Metabolic Engineering for Upgrading Isopropyl Alcohol Production By Escherichia coli Based on 13c-Metabolic Flux Data

[Introduction] Isopropyl alcohol (IPA) is a valuable precursor for the bioproduction of polypropylene. The metabolically engineered Escherichia coli strain producing IPA has been constructed by heterologous expression of IPA biosynthesis-related genes of Clostridium. Although the productivity has been improved by the optimization of culture conditions and the regulation of gene expressions, metabolic bottlenecks in the IPA production are remains unclear. In this study, ¹³C-metabolic flux analysis (MFA) was performed for the IPA-producing E. coli strains to improve the IPA productivity.

[Materials and methods]

The engineered E.coli strains were constructed by introducing pUC119 plasmid harboring the GAPDH promoter and target genes. Cells were aerobically cultured at 30°C in Sakaguchi-flask with 100 mL of M9 medium containing [1-¹³C]glucose : [U-¹³C]glucose = 7 : 3 at growth phase. Non-growth associated IPA production was performed by inoculating grown cells to nitrogen-free medium containing [1-¹³C]glucose : [U-¹³C]glucose = 6 : 4. ¹³C-MFA of growth and non-growth phase was performed by measuring ¹³C-labeling of proteinogenic amino acids and intermediate metabolites, respectively. Flux distributions and 95% confidence intervals were calculated by “OpenMebius”. 

[Results and Discussion]

The E.coli strain expressing IPA biosynthesis pathway was constructed by the overexpression of endogenous atoDAB genes, adc gene from C. acetobutylicum, and IPAdh gene from C. beijerinckii (Ref strain). The fermentation test by the flask cultivation showed that acetate instead of IPA was produced at mid-log phase (OD₆₀₀~1). The metabolic bottlenecks was investigated by the ¹³C-MFA. Proteinogenic amino acids were obtained from the E. coli cells cultured in the medium containing ¹³C-glucose. A metabolic flux distribution was estimated from the ¹³C-labeling patterns determined by GC-MS. The results indicated that NADPH regeneration rate was insufficient for IPA production since 1 mol of IPA is synthesized from 2 mol of acetyl-CoA (AcCoA) and 1 mol of NADPH. In this study, the NADPH supply was improved by two approaches.
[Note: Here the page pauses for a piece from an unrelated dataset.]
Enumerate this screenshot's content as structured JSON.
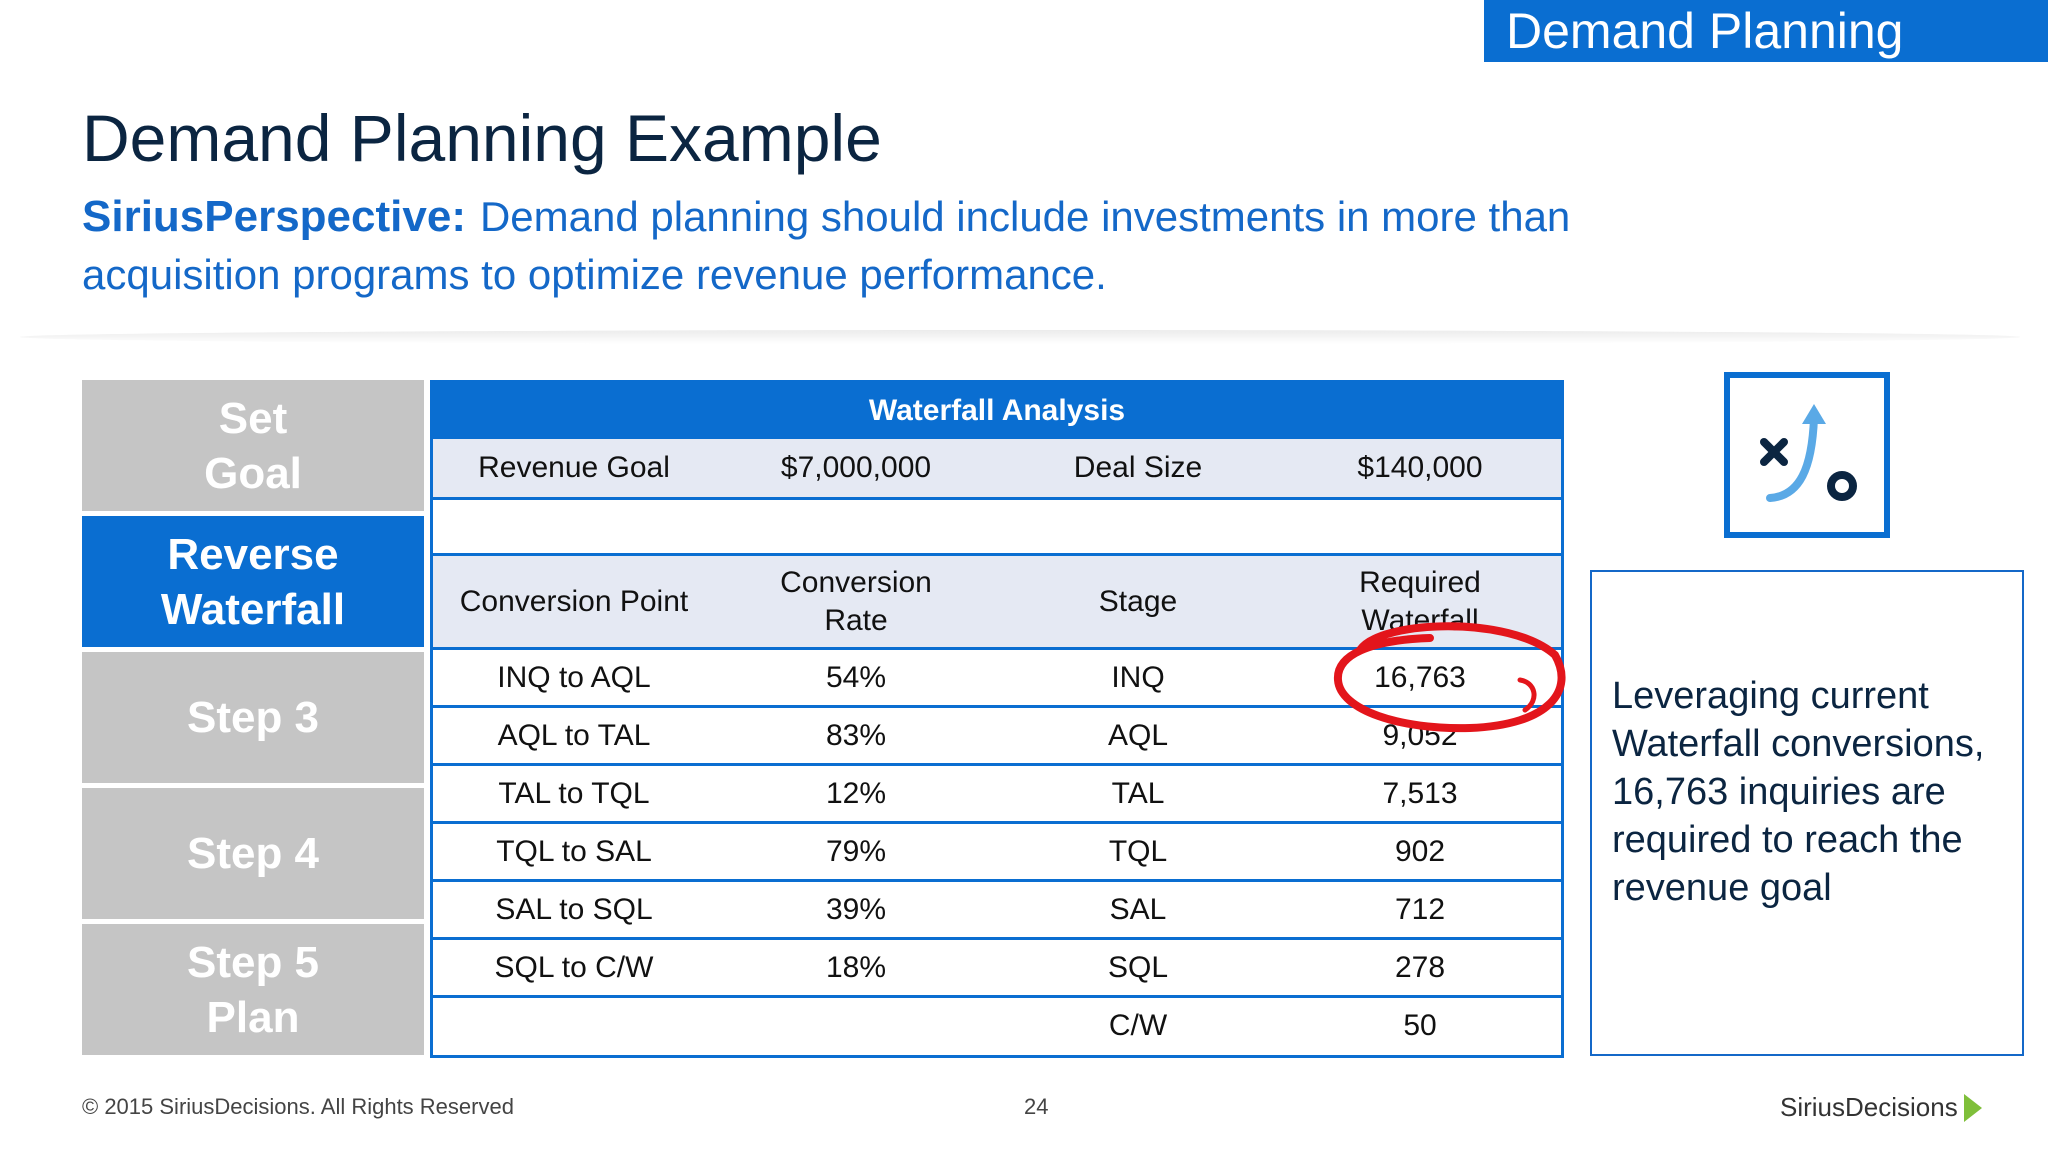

The first approach was the activation of NADPH regeneration by the glycolysis via the ED pathway. ED strain was constructed by the deletion of pgi, gnd, and gntR and overexpression of zwf. The ED strain produced IPA at mid-log phase with the yield of 0.13 mol/mol glucose. The result of ¹³C-MFA confirmed that an over-regeneration of NADPH was attained by the ED pathway-dependent glucose catabolism. The second approach was IPA production under the stationary phase to reduce NADPH demand for cell growth. The cultivation of Ref strain under a nitrogen-starving condition successfully increased the IPA yield to 0.20 mol/mol glucose. The metabolic flux distribution at the non-growing state revealed that NAPDH for IPA synthesis was supplied by the oxidative pentose phosphate pathway. Furthermore, IPA production with the yield of 0.55 mol/mol glucose was attained by the combination of two approaches. The level of flux through pyruvate to AcCoA was reached 95% of the theoretical maximal level. The analysis of intracellular NADPH levels showed that there is a positive correlation between specific IPA production rate and NADPH pool size, suggesting that the large NADPH pool size was a driving force for the IPA biosynthesis.